Por curiosidad, le pregunto.
-         ¿Y te da plata?
Enojado contesta:
-         ¡Esta niña no es guevona y yo no soy cafiche!

     En esos instantes, se escuchan los compases de un tango: “Fumando espero a la mujer que quiero”. El salón cobra vida, parecíamos lapas pegados a nuestras parejas. No había duda, éramos adictos al tango “Cuartito azul, fiel testigo de mi amor” letras de tangos que no pierden vigencia. ¿Quién no ha esperado o tenido un amor en un cuarto? Claro que no puede ser azul, pero hay un arco iris para escoger. Los parlantes hacían escuchar el tango “Cambalache. Hoy resulta que es lo mismo ser derecho que traidor. Nada es igual, nada es mejor” Parece que estas letras fueron escritas en este milenio.
     Terminó el baile, me senté al lado del Óscar. No se había parado, estaba triste. Le pregunto:
-         ¿Estai triste o enfermo?
Haciendo un gesto con las manos, pide que me acerque más, hablando suavemente, agrega:
-         Esto es entre los dos- Y lanza la noticia – Le dije a la Olga que se fuera a vivir conmigo.
Dije:
-         Esto parece epidemia, porque el Roberto se lo pasa aquí – Sigo:
El Aprendiz
-         No, y yo la quiero.
-         Parece que ella no mucho – observé – Está feliz de la vida – Y para remecerlo, le espeté:
-         Es mejor así, o todo el tiempo te andarás preguntando ¿con qué gueón  se acostó?
-         Cabritos, la plata se terminó y además hoy jugamos en las canchas de Las Higueras.
El anfitrión nos despidió:
-         Chiquillos, vuelvan cuando gusten.

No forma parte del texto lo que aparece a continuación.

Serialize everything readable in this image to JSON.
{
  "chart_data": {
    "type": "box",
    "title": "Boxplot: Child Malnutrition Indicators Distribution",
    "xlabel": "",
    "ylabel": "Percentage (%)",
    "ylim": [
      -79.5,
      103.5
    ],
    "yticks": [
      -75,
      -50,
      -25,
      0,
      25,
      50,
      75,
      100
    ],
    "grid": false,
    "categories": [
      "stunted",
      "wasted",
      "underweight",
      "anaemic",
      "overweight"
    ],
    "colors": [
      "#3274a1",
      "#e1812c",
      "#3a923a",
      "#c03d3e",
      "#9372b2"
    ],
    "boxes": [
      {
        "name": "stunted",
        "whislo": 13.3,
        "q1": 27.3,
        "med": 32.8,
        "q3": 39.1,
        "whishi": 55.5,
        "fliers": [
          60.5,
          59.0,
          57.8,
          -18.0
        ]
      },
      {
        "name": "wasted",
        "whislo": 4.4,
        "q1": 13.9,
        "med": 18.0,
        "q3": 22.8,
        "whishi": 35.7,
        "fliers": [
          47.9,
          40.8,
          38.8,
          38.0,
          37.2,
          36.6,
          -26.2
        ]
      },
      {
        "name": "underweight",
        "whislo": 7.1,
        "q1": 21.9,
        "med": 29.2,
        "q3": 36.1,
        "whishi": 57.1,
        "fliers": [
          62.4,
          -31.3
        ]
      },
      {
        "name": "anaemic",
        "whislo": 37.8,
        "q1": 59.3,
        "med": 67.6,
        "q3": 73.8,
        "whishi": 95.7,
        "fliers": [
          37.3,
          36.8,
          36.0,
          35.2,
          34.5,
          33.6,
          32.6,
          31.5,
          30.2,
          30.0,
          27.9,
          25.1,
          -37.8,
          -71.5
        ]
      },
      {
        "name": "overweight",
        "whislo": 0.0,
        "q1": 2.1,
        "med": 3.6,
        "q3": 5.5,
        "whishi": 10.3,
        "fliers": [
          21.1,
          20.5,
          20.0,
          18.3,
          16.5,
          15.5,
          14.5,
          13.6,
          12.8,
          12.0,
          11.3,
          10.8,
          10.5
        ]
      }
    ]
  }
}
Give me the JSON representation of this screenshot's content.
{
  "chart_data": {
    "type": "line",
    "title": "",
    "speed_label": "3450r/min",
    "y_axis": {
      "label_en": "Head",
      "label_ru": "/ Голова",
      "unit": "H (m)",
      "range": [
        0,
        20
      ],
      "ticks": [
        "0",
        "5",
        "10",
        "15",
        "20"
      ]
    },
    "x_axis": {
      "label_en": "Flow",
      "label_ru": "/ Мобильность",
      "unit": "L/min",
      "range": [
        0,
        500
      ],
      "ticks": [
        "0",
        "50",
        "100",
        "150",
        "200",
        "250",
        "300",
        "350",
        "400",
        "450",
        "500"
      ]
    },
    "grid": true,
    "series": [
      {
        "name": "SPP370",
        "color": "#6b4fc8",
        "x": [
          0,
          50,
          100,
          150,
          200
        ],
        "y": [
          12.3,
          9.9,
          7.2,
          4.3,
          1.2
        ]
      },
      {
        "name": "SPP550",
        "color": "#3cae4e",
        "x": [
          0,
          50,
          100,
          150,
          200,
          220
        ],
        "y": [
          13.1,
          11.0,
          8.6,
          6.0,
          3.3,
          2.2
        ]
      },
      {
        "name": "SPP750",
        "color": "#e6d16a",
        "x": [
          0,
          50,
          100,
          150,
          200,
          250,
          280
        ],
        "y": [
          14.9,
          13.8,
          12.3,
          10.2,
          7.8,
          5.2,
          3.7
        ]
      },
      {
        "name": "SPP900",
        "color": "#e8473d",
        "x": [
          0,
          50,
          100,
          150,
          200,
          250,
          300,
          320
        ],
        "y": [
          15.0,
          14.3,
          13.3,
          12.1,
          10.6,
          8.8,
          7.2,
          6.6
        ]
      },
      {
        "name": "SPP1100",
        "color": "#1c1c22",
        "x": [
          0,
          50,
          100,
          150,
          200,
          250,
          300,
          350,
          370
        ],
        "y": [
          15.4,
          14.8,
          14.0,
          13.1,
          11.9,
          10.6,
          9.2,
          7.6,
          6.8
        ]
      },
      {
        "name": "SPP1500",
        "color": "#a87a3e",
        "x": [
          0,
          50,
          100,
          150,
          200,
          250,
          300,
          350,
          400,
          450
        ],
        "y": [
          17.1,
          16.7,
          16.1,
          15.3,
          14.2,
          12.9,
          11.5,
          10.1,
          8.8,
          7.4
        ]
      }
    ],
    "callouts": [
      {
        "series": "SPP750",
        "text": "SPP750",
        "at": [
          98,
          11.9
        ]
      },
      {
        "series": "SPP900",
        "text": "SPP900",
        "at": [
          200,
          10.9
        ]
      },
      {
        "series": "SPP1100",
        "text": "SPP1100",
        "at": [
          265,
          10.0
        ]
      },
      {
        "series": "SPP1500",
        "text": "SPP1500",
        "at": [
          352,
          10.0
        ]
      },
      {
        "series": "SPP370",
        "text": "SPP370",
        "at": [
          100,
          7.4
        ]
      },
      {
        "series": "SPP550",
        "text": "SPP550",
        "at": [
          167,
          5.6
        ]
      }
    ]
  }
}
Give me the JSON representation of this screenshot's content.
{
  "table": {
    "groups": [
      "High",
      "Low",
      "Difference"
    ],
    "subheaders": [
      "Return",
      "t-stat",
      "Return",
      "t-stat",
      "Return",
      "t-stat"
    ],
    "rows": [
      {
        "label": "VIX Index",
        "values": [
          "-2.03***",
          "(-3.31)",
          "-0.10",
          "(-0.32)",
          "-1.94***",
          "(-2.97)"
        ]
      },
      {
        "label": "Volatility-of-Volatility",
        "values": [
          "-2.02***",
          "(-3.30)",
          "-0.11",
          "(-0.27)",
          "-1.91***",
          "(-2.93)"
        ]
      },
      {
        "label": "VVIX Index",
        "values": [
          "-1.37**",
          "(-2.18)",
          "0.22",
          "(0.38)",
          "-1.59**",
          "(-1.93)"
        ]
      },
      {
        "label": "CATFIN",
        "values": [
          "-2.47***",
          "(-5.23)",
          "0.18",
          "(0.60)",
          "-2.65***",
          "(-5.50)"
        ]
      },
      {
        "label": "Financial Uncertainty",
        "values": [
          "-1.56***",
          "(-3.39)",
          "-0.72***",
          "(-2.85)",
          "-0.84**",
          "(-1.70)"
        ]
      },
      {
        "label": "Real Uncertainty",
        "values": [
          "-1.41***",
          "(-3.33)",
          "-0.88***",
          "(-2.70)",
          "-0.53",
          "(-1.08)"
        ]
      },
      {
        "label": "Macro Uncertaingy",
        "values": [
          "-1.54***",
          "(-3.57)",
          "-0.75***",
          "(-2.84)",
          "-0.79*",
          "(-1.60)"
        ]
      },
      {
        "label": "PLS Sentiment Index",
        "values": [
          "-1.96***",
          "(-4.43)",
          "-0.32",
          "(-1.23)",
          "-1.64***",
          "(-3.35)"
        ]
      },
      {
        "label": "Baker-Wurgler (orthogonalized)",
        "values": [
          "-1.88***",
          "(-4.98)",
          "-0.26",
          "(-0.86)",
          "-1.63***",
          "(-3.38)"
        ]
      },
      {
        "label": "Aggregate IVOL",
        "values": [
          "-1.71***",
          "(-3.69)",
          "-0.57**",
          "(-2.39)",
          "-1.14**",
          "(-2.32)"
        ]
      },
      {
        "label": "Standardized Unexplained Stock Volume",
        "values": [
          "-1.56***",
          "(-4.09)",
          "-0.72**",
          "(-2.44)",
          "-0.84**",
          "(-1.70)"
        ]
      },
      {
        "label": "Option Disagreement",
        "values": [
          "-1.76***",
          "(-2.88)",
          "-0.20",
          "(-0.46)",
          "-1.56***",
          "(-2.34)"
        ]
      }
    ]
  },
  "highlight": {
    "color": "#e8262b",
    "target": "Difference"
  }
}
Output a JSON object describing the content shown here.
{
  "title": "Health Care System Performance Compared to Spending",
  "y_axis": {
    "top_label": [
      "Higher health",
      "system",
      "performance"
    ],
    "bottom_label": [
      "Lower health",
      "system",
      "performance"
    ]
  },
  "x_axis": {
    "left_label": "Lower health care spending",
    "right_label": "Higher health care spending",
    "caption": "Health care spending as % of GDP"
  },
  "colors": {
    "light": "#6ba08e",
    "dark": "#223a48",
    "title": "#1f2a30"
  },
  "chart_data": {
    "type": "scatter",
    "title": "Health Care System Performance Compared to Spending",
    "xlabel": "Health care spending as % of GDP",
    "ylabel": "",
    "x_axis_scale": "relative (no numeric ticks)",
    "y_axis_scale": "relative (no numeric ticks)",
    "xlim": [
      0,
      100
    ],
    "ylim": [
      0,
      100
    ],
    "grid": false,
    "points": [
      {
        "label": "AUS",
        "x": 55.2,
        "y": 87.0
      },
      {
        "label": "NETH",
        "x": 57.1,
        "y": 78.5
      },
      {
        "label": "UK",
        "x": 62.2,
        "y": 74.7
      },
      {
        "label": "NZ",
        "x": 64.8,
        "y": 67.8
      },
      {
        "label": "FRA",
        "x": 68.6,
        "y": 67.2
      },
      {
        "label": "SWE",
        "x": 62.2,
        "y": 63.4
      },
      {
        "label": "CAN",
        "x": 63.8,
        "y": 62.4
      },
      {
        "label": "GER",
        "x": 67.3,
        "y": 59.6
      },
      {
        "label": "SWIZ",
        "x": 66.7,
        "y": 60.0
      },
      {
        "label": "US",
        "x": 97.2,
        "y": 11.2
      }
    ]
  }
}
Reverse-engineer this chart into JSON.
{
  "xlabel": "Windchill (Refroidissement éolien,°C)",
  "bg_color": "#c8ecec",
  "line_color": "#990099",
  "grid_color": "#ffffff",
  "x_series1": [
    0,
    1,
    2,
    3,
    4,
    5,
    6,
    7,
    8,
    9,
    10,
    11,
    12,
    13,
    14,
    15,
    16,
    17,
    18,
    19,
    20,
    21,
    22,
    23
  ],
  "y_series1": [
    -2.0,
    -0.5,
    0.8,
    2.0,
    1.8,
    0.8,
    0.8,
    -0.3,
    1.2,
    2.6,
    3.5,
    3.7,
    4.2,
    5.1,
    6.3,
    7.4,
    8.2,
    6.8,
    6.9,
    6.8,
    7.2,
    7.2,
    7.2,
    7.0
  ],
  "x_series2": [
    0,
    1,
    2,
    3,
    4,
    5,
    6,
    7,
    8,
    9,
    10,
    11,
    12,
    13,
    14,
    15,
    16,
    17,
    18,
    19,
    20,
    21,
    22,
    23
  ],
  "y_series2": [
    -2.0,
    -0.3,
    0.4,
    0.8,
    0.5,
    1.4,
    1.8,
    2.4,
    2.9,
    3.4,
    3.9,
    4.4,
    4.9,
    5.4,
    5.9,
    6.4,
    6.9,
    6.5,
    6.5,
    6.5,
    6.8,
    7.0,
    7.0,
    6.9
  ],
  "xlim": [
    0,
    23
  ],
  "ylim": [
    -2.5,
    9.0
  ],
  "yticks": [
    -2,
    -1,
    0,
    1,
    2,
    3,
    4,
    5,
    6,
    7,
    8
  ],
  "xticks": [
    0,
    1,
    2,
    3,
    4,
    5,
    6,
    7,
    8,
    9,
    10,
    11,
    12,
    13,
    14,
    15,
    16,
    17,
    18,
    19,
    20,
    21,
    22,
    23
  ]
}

     Poco movimiento en los pasajes, era final de marzo, la noche estaba fresca. Enfilamos por 10 de Julio, cada uno metido en sus propios pensamientos. Carlos Moreno iba feliz de la vida. Habían sido unas horas de mujeres, baile y vino, en ese orden. Los Cortez, seguro que pensaban que éramos buenos amigos al despedir a su hermano. El Manay (Mario) difícil saber en qué estaba su mente, claro que no precisamente en Los Callejones; Roberto, más bien lamentando perder el bistec con huevo y postre y el tener que inventar una buena mentira para su madre.
     El Óscar caminaba solo y cabizbajo, era la fotografía de pena y desolación. Pensé en el tango “Rechiflado en mi tristeza por una mala mujer”. Era todo lo contrario el Peña chico. Según él, había debutado como hombre, había ido a una casa de putas. Igual que siempre, teníamos los valores al lote, unos más que otros.
     Caminaba el lado de Abdón. Cerca de San Diego, éste me comenta:
-         No estuvo mala la noche.
Le respondo:
-         Prefiero el cine acompañado de la chica que no me cobra por una sonrisa y un beso.

     En San Diego, el letrero luminoso de “Las Cachas Grandes”, el Mac Donald de la época, invitaba a una taza de café con sopaipillas.